Citation: (2006) New Approach to Combat Glioblastoma Shows Promise in Preclinical Studies. PLoS Med 3(1): e34. doi:10.1371/journal.pmed.0030034
Published: December 6, 2005
Copyright: © 2006 PLoS Medicine. This is an open-access article distributed under the terms of the Creative Commons Attribution License, which permits unrestricted use, distribution, and reproduction in any medium, provided the original author and source are credited.
Glioblastoma multiforme (GBM) develops in the tissue of the brain and grows quickly, often becoming very large before a person experiences symptoms and is diagnosed. Surgery is done to remove as much of the tumor as possible, and followed with radiation and/or chemotherapy to slow progression of the disease. But despite aggressive treatment, the cancer almost inevitably recurs, and patients usually die within a year.
Researchers are studying several ways to treat GBM using gene therapy. Some approaches target healthy cells to enhance their ability to fight cancer; others target cancer cells to destroy them or prevent their growth. Researchers are also experimenting with immune therapies, which seek to restore and stimulate the body's natural ability to recognize and attack cancer cells.
In general, scientists agree that an effective treatment for GBM must have several components. These include being highly selective to avoid damage to non-cancerous brain tissue and efficient cell killing, preferably by simultaneous activation of multiple killing mechanisms. Moreover, as it is unlikely that any treatment can target all cancer cells, it will be necessary to achieve a cancer-specific “bystander effect,” which kills neighboring tumors but not normal cells.

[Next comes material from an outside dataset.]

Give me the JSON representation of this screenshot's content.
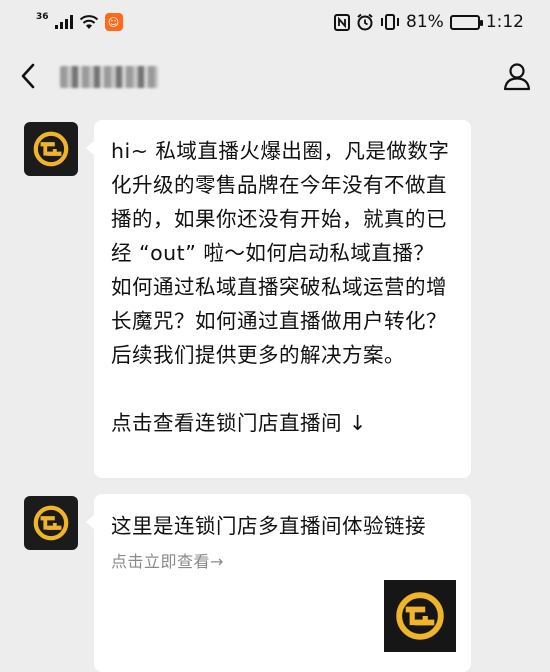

Alexander Levitzki and colleagues tested a therapy that tries to meet all these criteria by taking advantage of the frequent (50%–70%) overexpression of the epidermal growth factor receptors (EGFRs) in GBM. In those tumors, the number of EGFRs on tumor cells is 10–20 times higher than that on non-tumor cells. Based on this difference, they reasoned that any treatment that targets the EGFR would reach predominantly tumor cells. They built a non-viral delivery vehicle that could center in on cells expressing the EGFR and trigger internalization of the complex of the receptor and the bound vehicle. As a “toxic cargo,” Levitzki and colleagues selected double-stranded RNA (polyinosine-cytosine, poly IC). Double-stranded RNA doesn't occur naturally in eukaryotic cells, but is often associated with viral infections. To protect themselves against “viral takeover,” multicellular organisms have evolved efficient defense mechanisms that result in apoptotic death of cells that contain dsRNA.
The team found that the poly IC induced rapid apoptosis in the target cells in vitro and in glioblastomas in mice. The therapy induced complete regression of pre-established intracranial tumors in nude mice, with no obvious adverse toxic effects on normal brain tissue. And one year later, the treated mice were still disease-free and healthy.

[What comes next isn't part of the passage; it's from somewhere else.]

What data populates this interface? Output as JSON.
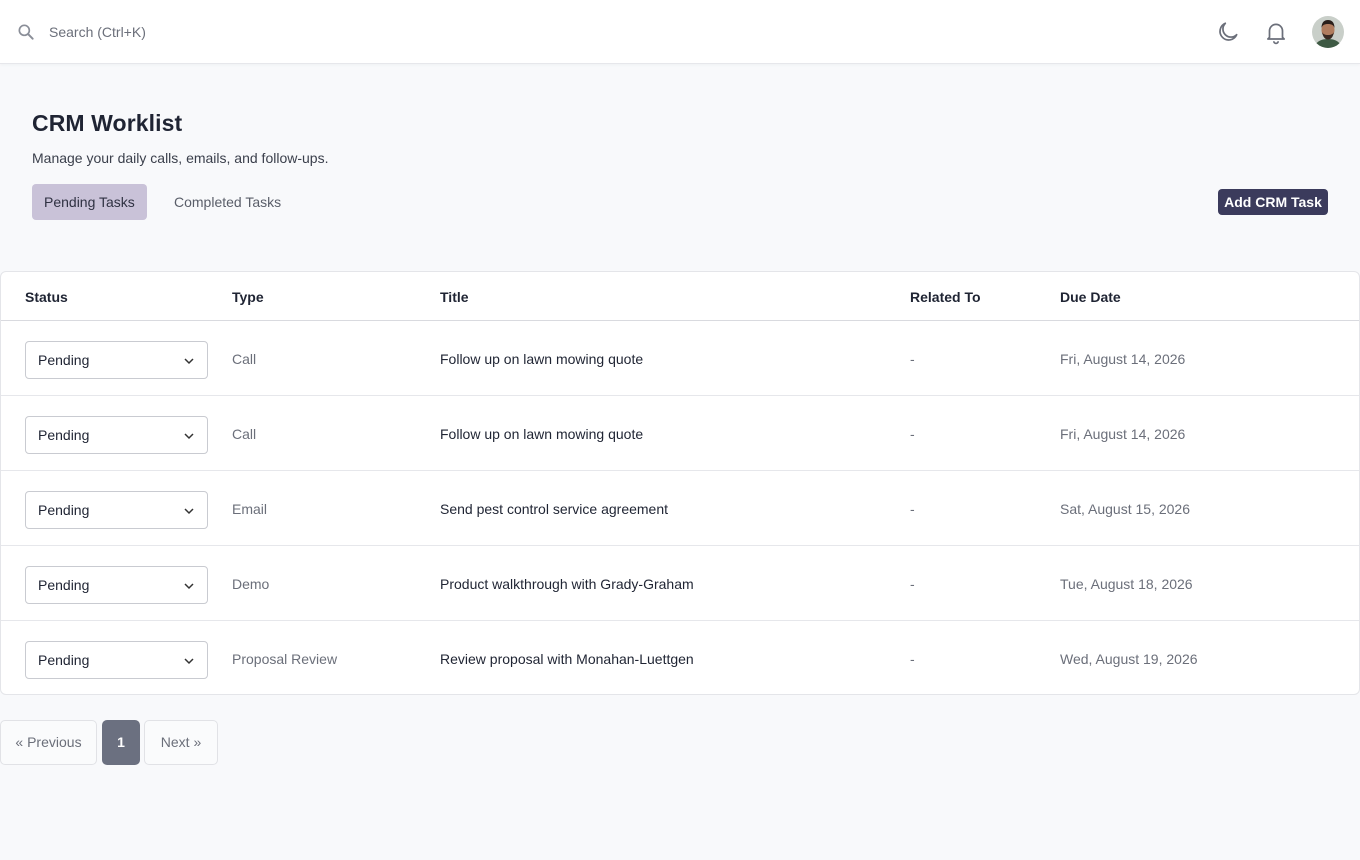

EGFR overexpression is common in other cancer types as well, and further in vivo experiments in mice showed that non-viral delivery of poly IC completely eliminated pre-established breast cancer and adenocarcinoma xenografts derived from EGFR overexpressing cancer cell lines, suggesting that the strategy might be applicable to other cancer types. The researchers also suggest that the principle of ligand-guided delivery of dsRNA at a particular receptor that is overexpressed and undergoes endocytosis might be applicable in a range of cancers.
Experience tells that curing cancer in mice is easy and curing cancer in humans is hard. It is too early to tell whether this is one of the few approaches that will still look promising after the next round of tests. In light of the encouraging results of this study and the lack of effective treatments for GBM, however, Robert Weil (DOI: 10.1371/journal.pmed.0030031) suggests in an accompanying commentary that the use of dsRNA delivered by non-viral vectors deserves to be fast-tracked to the clinic.